1993 American television film

Shattered Trust: The Shari Karney Story is a 1993 American made-for-television drama film directed by Bill Corcoran. The film, which is based upon the true story of Shari Karney, garnered generally positive reviews.

==Plot==
Situated in 1982, Shari Karney is a successful attorney, assigned to an incest case, involving a three-year-old girl, Christie, who is being molested by her father. She initially refuses to take the case, explaining that she isn't familiar with cases involving sexual abuse. She is later convinced by the child's mother, Darlene Holland, but the trial proves to be difficult. Nine months later, she is heavily invested in the case, which involves her private life. She has trouble sleeping at night and is often bothered by flashbacks of her own past. Whenever she tries to make love with her boyfriend Mark, she suffers panic attacks.

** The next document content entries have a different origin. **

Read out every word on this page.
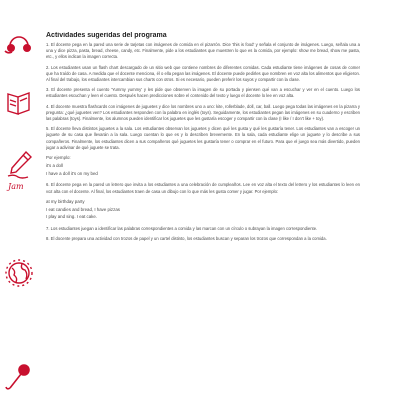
Jam
Actividades sugeridas del programa
1. El docente pega en la pared una serie de tarjetas con imágenes de comida en el pizarrón. Dice 'this is food' y señala el conjunto de imágenes. Luego, señala una a una y dice pizza, pasta, bread, cheese, candy, etc. Finalmente, pide a los estudiantes que muestren lo que es la comida, por ejemplo: show me bread, show me pasta, etc., y ellos indican la imagen correcta.
2. Los estudiantes usan un flash chart descargado de un sitio web que contiene nombres de diferentes comidas. Cada estudiante tiene imágenes de cosas de comer que ha traído de casa. A medida que el docente menciona, él o ella pegan las imágenes. El docente puede pedirles que nombren en voz alta los alimentos que eligieron. Al final del trabajo, los estudiantes intercambian sus charts con otros. Si es necesario, pueden preferir los suyos y compartir con la clase.
3. El docente presenta el cuento 'Yummy yummy' y les pide que observen la imagen de su portada y piensen qué van a escuchar y ver en el cuento. Luego los estudiantes escuchan y leen el cuento. Después hacen predicciones sobre el contenido del texto y luego el docente lo lee en voz alta.
4. El docente muestra flashcards con imágenes de juguetes y dice los nombres uno a uno: kite, rollerblade, doll, car, ball. Luego pega todas las imágenes en la pizarra y pregunta: ¿qué juguetes ven? Los estudiantes responden con la palabra en inglés (toys). Seguidamente, los estudiantes pegan las imágenes en su cuaderno y escriben las palabras (toys). Finalmente, los alumnos pueden identificar los juguetes que les gustaría escoger y compartir con la clase (I like / I don't like + toy).
5. El docente lleva distintos juguetes a la sala. Los estudiantes observan los juguetes y dicen qué les gusta y qué les gustaría tener. Los estudiantes van a escoger un juguete de su casa que llevarán a la sala. Luego cuentan lo que es y lo describen brevemente. En la sala, cada estudiante elige un juguete y lo describe a sus compañeros. Finalmente, los estudiantes dicen a sus compañeros qué juguetes les gustaría tener o comprar en el futuro. Para que el juego sea más divertido, pueden jugar a adivinar de qué juguete se trata.
Por ejemplo:
it's a doll
I have a doll it's on my bed
6. El docente pega en la pared un letrero que invita a los estudiantes a una celebración de cumpleaños. Lee en voz alta el texto del letrero y los estudiantes lo leen en voz alta con el docente. Al final, los estudiantes traen de casa un dibujo con lo que más les gusta comer y jugar. Por ejemplo:
at my birthday party
I eat candies and bread, I have pizzas
I play and sing. I eat cake.
7. Los estudiantes juegan a identificar las palabras correspondientes a comida y las marcan con un círculo o subrayan la imagen correspondiente.
8. El docente prepara una actividad con trozos de papel y un cartel distinto, los estudiantes buscan y separan los trozos que correspondan a la comida.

She eventually attacks David Holland, the man charged, in the courtroom and is therefore sent to jail for two days. Shari fears she has ruined the case, but Darlene insists on holding her as her lawyer. The judge, however, puts her on probation and forces her to seek psychological help. She contacts psychiatrist Joan Delvecchio and admits to her that she is constantly hearing typing sounds. She reveals that as a child she was physically abused by her mother, and that her father had done nothing to protect her.

Her sister Linda thinks therapy would be good for her, explaining that there must be a reason that she never wore make-up and always wore baggy clothes. At court, David is prohibited from seeing his daughter for six months. Shari is furious that thereafter, he is allowed to see her again, claiming that he then will keep on raping her. Meanwhile, in therapy, Joan notices that Shari shows the same symptoms as rape victims, but thinks it could be explained by her father's abuse. When Mark finds out she has taken another incest case, he leaves her.

She turns to her parents, but her mother blames her for having driven Mark away. Her therapist makes her write a letter to her mother. When writing, not only does she express the hatred she feels for her mother, but also reveals that she is an incest victim herself, having been abused by her father for years. She starts to remember everything and finds out that she buried the abuse so deep that she didn't consciously remember it.

In sessions, Joan helps her remember the entire truth and eventually Shari tells that her father raped her after typing, which explains the sounds of typing she heard. She confronts her parents, but they respond with outrage, claiming they will never forgive her for the accusation. Linda refuses to believe her as well and has trouble even accepting the possibility. At work, her new client withdraws and Christie is hospitalized. Frustrated, she is determined to change the law, allowing incest victims to sue their parents whenever they want to, without a statute of limitations.

She contacts Stephanie Chadford, another lawyer who tried to change the incest law. This requires her to step to the media, telling her own story. She is immediately estranged from her sister and disowned by her parents. Meanwhile, the process of changing a law proves to be exhausting, taking up to six years to even qualify in court, and her emotional involvement upsets her partners, who eventually fire her. In the end, however, the law changes, with Shari's help.

==Cast==
- Melissa Gilbert as Shari Karney
- Kate Nelligan as Stephanie Chadford
- Shirley Douglas as Vivian Karney
- Dick Latessa as Jack Karney
- Rosemary Dunsmore as Rose Beckman
- Stewart Bick as Mark
- Ellen Burstyn as Joan Delvecchio
- Kenneth Welsh as Judge Norton
- Patricia Kalember as Linda Karney
- Kirsten Kieferle as Darlene Holland

==Production==
Parts of the film were shot in Salt Lake City, Utah.